Dalloway, and The Metamorphosis the title had a clear connection to the novel.
Am I’m missing
something? Perhaps I don’t yet understand the title because its reasoning is
revealed later in the book. As I
continue to read The Stranger, my curiosity only grows about the meaning behind
the title. I have resisted the urge to visit Wikipedia and have come up with a
few hypotheses about the significance of the title.
1.
It
could refer to the Arabs in the novel. They are never personally named and
appear in the novel to be one indistinguishable friend group that just shows
up. We never learn anything about them except for the fact that the sister of
one of them was Raymond’s mistress. In that sense, to the reader, the Arabs are
almost complete strangers.
2.
This hypothesis is a spin off of the previous
one, but instead of the Arabs being strangers to us, the Arab who Mersault
murders was a stranger to him.
3.
Could
the term “stranger” refer not to an unknown person, but to one who is strange?
Mersault and Raymond and Salamano all have major issues and are very strange.
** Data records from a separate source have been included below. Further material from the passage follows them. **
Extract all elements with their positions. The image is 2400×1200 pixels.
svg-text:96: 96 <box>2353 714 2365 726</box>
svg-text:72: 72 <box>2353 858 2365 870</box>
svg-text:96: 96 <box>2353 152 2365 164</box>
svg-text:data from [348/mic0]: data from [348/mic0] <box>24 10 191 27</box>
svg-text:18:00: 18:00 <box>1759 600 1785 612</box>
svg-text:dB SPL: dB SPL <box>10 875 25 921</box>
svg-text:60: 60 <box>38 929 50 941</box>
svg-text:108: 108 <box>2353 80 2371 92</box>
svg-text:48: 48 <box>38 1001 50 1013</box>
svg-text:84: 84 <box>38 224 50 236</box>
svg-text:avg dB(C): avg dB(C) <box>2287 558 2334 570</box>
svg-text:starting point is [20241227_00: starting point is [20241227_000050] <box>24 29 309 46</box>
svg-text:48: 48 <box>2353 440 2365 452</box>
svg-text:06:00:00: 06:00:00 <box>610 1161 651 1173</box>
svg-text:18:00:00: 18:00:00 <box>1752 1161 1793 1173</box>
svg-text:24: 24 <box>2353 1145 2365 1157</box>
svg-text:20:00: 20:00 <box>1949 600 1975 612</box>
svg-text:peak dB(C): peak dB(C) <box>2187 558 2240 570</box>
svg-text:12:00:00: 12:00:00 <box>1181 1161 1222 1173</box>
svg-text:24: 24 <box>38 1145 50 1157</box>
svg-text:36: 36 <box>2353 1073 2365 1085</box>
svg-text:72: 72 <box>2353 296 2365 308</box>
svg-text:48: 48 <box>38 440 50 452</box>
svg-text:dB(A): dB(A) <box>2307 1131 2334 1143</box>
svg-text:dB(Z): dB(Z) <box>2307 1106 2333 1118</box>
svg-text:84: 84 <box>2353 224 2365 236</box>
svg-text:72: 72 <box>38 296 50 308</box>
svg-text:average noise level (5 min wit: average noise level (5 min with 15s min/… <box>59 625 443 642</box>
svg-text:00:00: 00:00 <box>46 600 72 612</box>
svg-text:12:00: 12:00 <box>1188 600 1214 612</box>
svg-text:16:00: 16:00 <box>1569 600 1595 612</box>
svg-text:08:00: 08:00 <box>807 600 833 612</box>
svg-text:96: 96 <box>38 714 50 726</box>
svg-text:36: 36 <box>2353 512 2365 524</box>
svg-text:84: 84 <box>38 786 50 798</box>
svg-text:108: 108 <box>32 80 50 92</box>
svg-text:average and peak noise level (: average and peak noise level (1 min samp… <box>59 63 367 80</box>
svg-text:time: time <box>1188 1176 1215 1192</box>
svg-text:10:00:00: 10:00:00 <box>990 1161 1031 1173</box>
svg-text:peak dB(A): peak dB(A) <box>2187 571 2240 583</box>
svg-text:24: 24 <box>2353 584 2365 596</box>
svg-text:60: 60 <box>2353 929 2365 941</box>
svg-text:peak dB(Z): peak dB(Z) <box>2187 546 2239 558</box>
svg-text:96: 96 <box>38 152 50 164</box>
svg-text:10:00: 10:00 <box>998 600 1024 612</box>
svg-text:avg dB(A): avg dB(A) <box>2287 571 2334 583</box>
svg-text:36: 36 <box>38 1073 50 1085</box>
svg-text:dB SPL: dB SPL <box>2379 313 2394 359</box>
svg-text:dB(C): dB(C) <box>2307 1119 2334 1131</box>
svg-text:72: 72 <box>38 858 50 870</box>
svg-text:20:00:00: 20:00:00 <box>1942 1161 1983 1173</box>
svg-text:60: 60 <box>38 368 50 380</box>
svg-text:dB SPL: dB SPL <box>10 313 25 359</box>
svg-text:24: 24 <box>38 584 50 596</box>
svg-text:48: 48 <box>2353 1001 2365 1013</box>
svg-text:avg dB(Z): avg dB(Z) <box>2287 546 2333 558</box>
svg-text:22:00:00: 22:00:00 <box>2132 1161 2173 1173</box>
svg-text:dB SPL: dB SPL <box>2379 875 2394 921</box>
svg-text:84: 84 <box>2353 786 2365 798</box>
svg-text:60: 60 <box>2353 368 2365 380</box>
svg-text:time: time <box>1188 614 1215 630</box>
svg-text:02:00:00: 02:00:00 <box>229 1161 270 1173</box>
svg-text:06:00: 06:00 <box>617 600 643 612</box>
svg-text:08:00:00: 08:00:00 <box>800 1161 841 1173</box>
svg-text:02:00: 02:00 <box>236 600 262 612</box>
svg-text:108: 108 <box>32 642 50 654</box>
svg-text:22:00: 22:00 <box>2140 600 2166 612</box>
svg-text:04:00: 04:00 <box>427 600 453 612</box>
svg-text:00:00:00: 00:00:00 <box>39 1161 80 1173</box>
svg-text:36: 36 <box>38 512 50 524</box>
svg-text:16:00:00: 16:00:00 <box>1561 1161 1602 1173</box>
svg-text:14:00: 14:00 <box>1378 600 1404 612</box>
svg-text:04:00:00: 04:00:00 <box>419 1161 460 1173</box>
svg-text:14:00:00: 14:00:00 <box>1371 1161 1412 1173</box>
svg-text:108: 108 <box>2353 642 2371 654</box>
Mersault is especially strange in the way he goes along with Raymond even when
it is not ethical, has no sense of self preservation and in the way he reacts
to his mother’s death.
4.
The
title could be a reflection of Albert Camus’s intrigue with the absurd. The
absurd is the idea that everything in the meaning only has meaning because we
give it meaning. That said, maybe Camus is trying
to say we are all strangers until we meet and give meaning to our interactions.
I think this one is a little far fetched, but it could be a possibility.
These are just a
few ideas that have been floating around in my mind as to why The Stranger is titled The Stranger. Hopefully as we finish up
the book, we’ll get a clear answer and the title will make perfect sense.